My biased views is that it came from computer science, but also that it does not really matter where it came from.
I am a pure computer scientist myself, so I see better the reason to consider it like this: A lot of data science is about ‘hacking the data’: exploring it, formatting it, reorganising it, processing it through complex, distributed mechanisms. That means a lot of the data science process is enabled by many different areas of computer science.
However, exactly the same thing can be said of statistics. Exploring data relies on a lot of computing descriptive statistics. Even machine learning and data mining approaches that are not explicitly said to produce statistical models are fundamentally based on statistics.
In the end, where data science originated is not what counts. What’s the point of having a new discipline if it is just a refinement of an existing one? Data science is both and more, and that’s the way it needs to be taught.
You’ve spoken about the prophetic power of science fiction. Is our relationship with tech more Black Mirror than Things to Come?

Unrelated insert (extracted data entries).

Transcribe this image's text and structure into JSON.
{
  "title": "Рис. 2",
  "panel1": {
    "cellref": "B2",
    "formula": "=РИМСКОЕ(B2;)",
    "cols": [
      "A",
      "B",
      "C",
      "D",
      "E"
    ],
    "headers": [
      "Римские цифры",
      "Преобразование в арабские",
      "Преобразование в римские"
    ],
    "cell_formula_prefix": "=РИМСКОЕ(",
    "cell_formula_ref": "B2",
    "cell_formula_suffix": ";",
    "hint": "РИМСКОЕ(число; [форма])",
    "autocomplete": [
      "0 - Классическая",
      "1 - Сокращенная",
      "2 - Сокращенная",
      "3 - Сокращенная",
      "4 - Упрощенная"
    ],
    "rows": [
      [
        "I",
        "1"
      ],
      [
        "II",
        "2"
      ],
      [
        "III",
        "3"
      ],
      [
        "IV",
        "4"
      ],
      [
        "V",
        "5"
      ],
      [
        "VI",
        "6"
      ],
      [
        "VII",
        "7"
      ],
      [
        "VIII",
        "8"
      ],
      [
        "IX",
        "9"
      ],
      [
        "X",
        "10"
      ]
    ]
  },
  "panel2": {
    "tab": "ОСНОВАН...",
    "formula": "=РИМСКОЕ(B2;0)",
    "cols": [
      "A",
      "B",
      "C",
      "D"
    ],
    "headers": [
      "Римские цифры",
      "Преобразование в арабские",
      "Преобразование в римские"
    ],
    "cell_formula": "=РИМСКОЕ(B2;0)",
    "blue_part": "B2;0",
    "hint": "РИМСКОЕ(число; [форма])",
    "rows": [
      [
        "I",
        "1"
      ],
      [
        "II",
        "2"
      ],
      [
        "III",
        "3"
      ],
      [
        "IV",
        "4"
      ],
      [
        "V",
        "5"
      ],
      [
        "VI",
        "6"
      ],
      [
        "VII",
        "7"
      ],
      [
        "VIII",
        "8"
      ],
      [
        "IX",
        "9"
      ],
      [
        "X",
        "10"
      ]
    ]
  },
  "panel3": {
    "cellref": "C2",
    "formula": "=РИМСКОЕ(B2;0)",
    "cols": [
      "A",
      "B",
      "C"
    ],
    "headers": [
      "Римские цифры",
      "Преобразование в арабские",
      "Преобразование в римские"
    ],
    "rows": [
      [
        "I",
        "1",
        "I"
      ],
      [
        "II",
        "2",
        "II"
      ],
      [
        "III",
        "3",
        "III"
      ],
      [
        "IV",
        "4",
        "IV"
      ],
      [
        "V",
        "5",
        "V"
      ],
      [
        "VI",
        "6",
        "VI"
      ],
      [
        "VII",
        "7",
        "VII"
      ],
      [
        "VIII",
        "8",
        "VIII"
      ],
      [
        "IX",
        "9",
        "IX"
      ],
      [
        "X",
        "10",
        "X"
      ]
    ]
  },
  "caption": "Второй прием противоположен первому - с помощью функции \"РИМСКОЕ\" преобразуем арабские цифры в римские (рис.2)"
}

The reason to look at the relationship between science fiction and technology research from the darker perspective is exactly because our society tends to go the other way: I don’t think I would be controversial saying that research leading to technology development, especially in data science and data analytics, is amongst the most commercially-oriented of all.
We hear how smart cities are going to make our life better, how intelligent assistants will help us in our daily life, or how smart shopping apps will help us being more efficient. Obviously I think that’s great. However, we have to be careful not to get stuck in this over-positive, over-seductive message, and forget that those things actually affect people’s lives.
What I’m advocating for is an ethics-aware method for data science research: understand what could be the implications of your research, what kind of products it could lead to, and what social phenomena might emerge from their widespread adoption. It is not easy to do. It needs a strong involvement from the social sciences, and a capacity of anticipation that is not generally found in the practices of data science, or even, paradoxically, of artificial intelligence.
The idea of integrating science fiction narratives there is inspired by many different things: Black Mirror, obviously, design fiction, as well as concrete examples from the past, such as Leo Szilard, who went from being a Nuclear Physicist to a politician and science fiction writer after World War II, using science fiction as a tool to drive his political message, for example about the establishment of science foundations in the US (see The Mark Gable foundation in the book The Voice of the Dolphins and Other Stories).
The goal of using those, sometimes dystopian, narratives from a ‘not too distant future’ as suggested in design fiction is not to prevent those developments to happen. It is so that they are designed in a way that maximise both innovation and ethics-awareness, getting as much of the benefits, while having plans to avoid as much of the risks as possible.